Animals were scored as dead, alive or censored and transferred every day to fresh plates during the fertile period, and then every two or three days until death. Nematodes were considered dead when neither activity of their pharynx, nor response to touch was detected. Worms that died because of internal bagging, desiccation due to crawling on the wall of the plates, or gonad extrusion were considered censor. These animals have been included in the analyses until the time of censorship and are weighted by half in the statistical analysis. We used the Online Application for Survival analysis OASIS 2 for calculation of mean lifespan, standard deviation of the mean, and p values (Mantel–Cox regression analysis) from Kaplan–Meyer survival curves of pooled population of animals coming from at least two independent replicas. Data from survival analysis are summarized in Supplementary Table S2.

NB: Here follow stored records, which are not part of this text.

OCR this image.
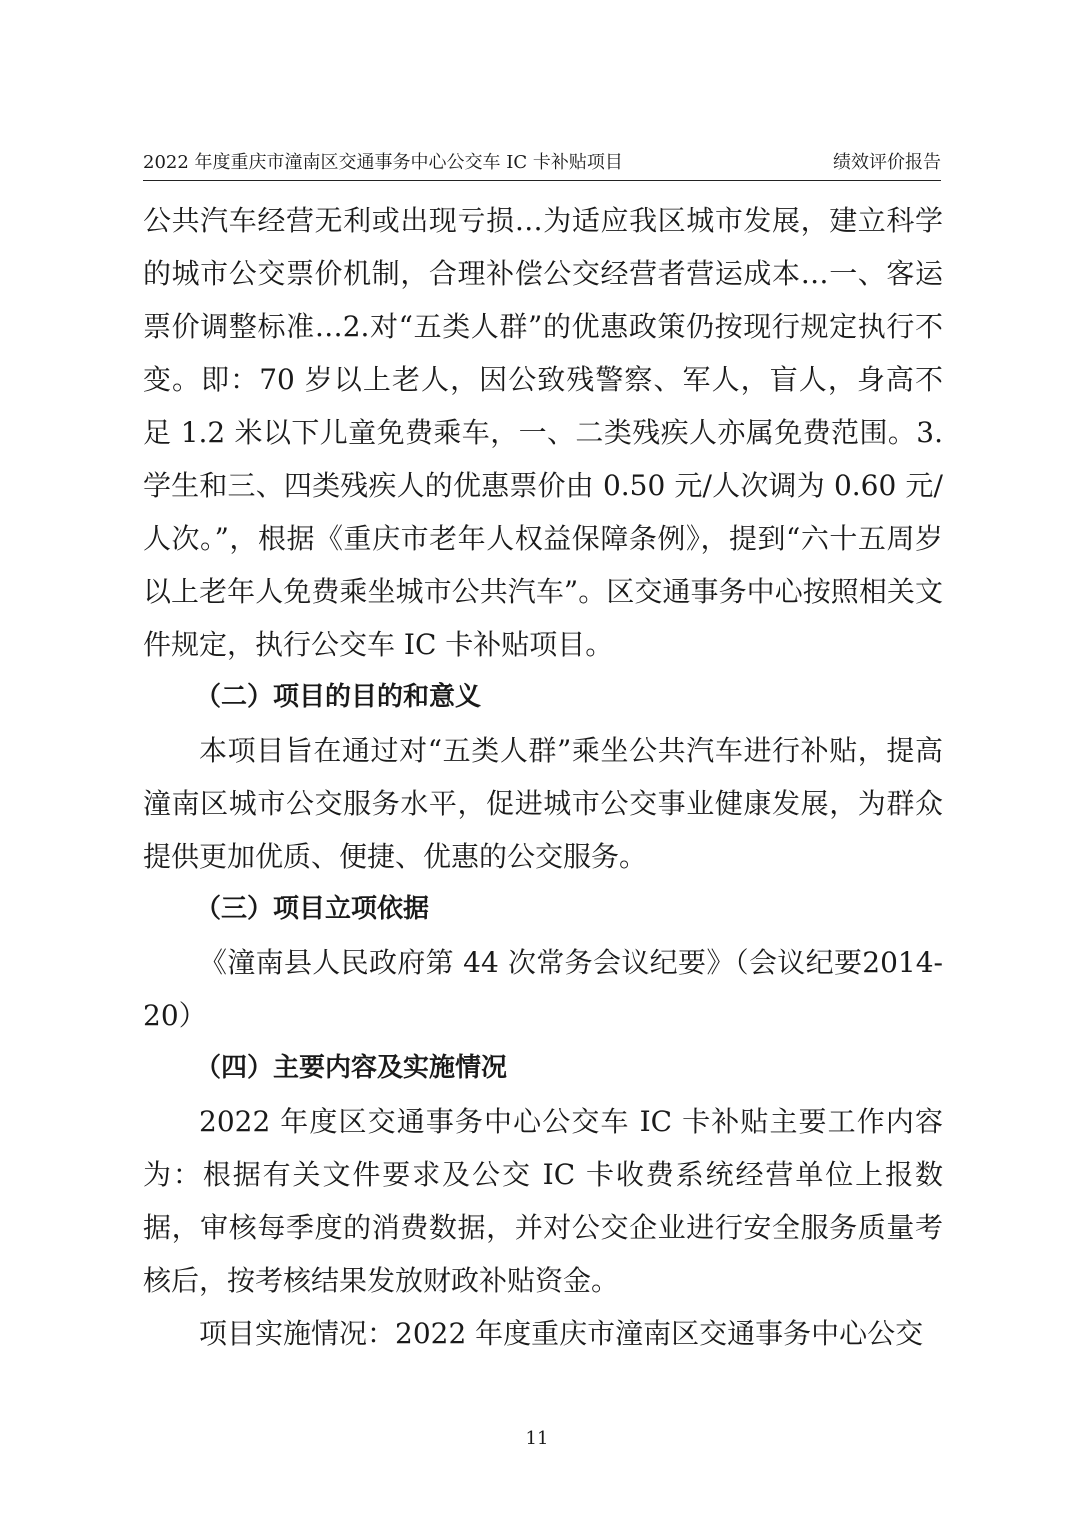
2022 年度重庆市潼南区交通事务中心公交车 IC 卡补贴项目	绩效评价报告

公共汽车经营无利或出现亏损…为适应我区城市发展，建立科学的城市公交票价机制，合理补偿公交经营者营运成本…一、客运票价调整标准…2.对“五类人群”的优惠政策仍按现行规定执行不变。即：70 岁以上老人，因公致残警察、军人，盲人，身高不足 1.2 米以下儿童免费乘车，一、二类残疾人亦属免费范围。3.学生和三、四类残疾人的优惠票价由 0.50 元/人次调为 0.60 元/人次。”，根据《重庆市老年人权益保障条例》，提到“六十五周岁以上老年人免费乘坐城市公共汽车”。区交通事务中心按照相关文件规定，执行公交车 IC 卡补贴项目。

（二）项目的目的和意义

本项目旨在通过对“五类人群”乘坐公共汽车进行补贴，提高潼南区城市公交服务水平，促进城市公交事业健康发展，为群众提供更加优质、便捷、优惠的公交服务。

（三）项目立项依据

《潼南县人民政府第 44 次常务会议纪要》（会议纪要2014-20）

（四）主要内容及实施情况

2022 年度区交通事务中心公交车 IC 卡补贴主要工作内容为：根据有关文件要求及公交 IC 卡收费系统经营单位上报数据，审核每季度的消费数据，并对公交企业进行安全服务质量考核后，按考核结果发放财政补贴资金。

项目实施情况：2022 年度重庆市潼南区交通事务中心公交

11
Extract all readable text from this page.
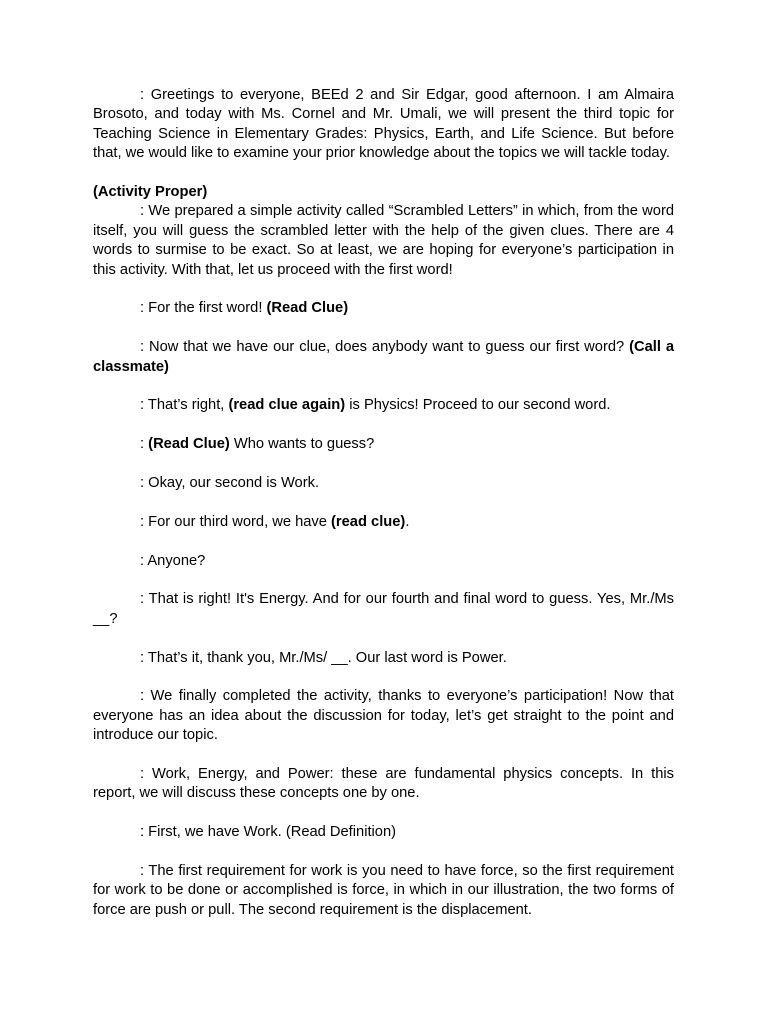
: Greetings to everyone, BEEd 2 and Sir Edgar, good afternoon. I am Almaira Brosoto, and today with Ms. Cornel and Mr. Umali, we will present the third topic for Teaching Science in Elementary Grades: Physics, Earth, and Life Science. But before that, we would like to examine your prior knowledge about the topics we will tackle today.

(Activity Proper)

: We prepared a simple activity called “Scrambled Letters” in which, from the word itself, you will guess the scrambled letter with the help of the given clues. There are 4 words to surmise to be exact. So at least, we are hoping for everyone’s participation in this activity. With that, let us proceed with the first word!

: For the first word! (Read Clue)

: Now that we have our clue, does anybody want to guess our first word? (Call a classmate)

: That’s right, (read clue again) is Physics! Proceed to our second word.

: (Read Clue) Who wants to guess?

: Okay, our second is Work.

: For our third word, we have (read clue).

: Anyone?

: That is right! It's Energy. And for our fourth and final word to guess. Yes, Mr./Ms __?

: That’s it, thank you, Mr./Ms/ __. Our last word is Power.

: We finally completed the activity, thanks to everyone’s participation! Now that everyone has an idea about the discussion for today, let’s get straight to the point and introduce our topic.

: Work, Energy, and Power: these are fundamental physics concepts. In this report, we will discuss these concepts one by one.

: First, we have Work. (Read Definition)

: The first requirement for work is you need to have force, so the first requirement for work to be done or accomplished is force, in which in our illustration, the two forms of force are push or pull. The second requirement is the displacement.
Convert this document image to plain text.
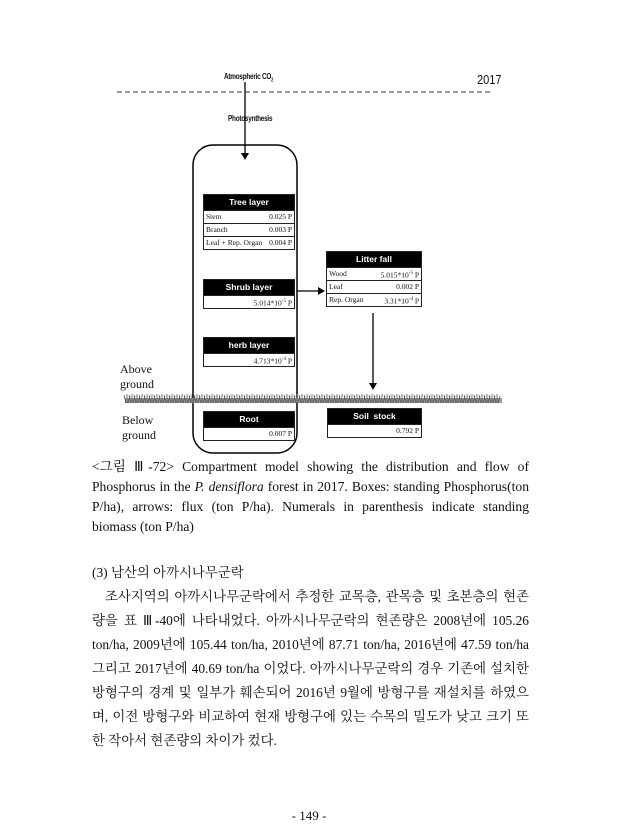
Atmospheric $CO_2$	2017
Photosynthesis
Tree layer
Stem	0.025 P
Branch	0.003 P
Leaf + Rep. Organ 0.004 P
Shrub layer
$5.014*10^{-5}$ P
herb layer
$4.713*10^{-4}$ P
Litter fall
Wood	$5.015*10^{-5}$ P
Leaf	0.002 P
Rep. Organ	$3.31*10^{-4}$ P
Root
0.007 P
Soil  stock
0.792 P
Above
ground
Below
ground
<그림 Ⅲ-72> Compartment model showing the distribution and flow of Phosphorus in the P. densiflora forest in 2017. Boxes: standing Phosphorus(ton P/ha), arrows: flux (ton P/ha). Numerals in parenthesis indicate standing biomass (ton P/ha)
(3) 남산의 아까시나무군락
조사지역의 아까시나무군락에서 추정한 교목층, 관목층 및 초본층의 현존량을 표 Ⅲ-40에 나타내었다. 아까시나무군락의 현존량은 2008년에 105.26 ton/ha, 2009년에 105.44 ton/ha, 2010년에 87.71 ton/ha, 2016년에 47.59 ton/ha그리고 2017년에 40.69 ton/ha 이었다. 아까시나무군락의 경우 기존에 설치한 방형구의 경계 및 일부가 훼손되어 2016년 9월에 방형구를 재설치를 하였으며, 이전 방형구와 비교하여 현재 방형구에 있는 수목의 밀도가 낮고 크기 또한 작아서 현존량의 차이가 컸다.
- 149 -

Locomotion was assessed by counting the number of body bends per minute for each worm on solid agar plates with no bacteria. One bend was counted every time the mid-body reached a maximum bend in the opposite direction from the bend last counted. Body bends were checked in at least 10 single worms in 2 or 3 independent biological trials [30].

A stock solution (0.1 mg/mL) of Nile red was prepared dissolving the powder (Invitrogen N1142) in 100% acetone. The working solution was prepared in S-basal and added on top of NGM 6-cm plates seeded with OP50 bacteria, at a final concentration of 50 nM. The plates were previously spotted with the investigated compounds (or DMSO as control) and let dry. Synchronous eggs were allowed to develop and grow until the worms became adults on the Nile Red plates. Plates were always stored in the dark. Adult worms were transferred on plates without Nile Red 30 min before imaging. Then, 10–15 animals randomly selected from an initial sample of 40 worms were mounted on microscope slides. Lysosomes content was quantified by fluorescence microscope. Fluorescence intensity was measured through ImageJ software by selecting the same area between the vulva and the pharynx in each worm, on grayscale using the red channel of the acquired images. The assay was performed in triplicate.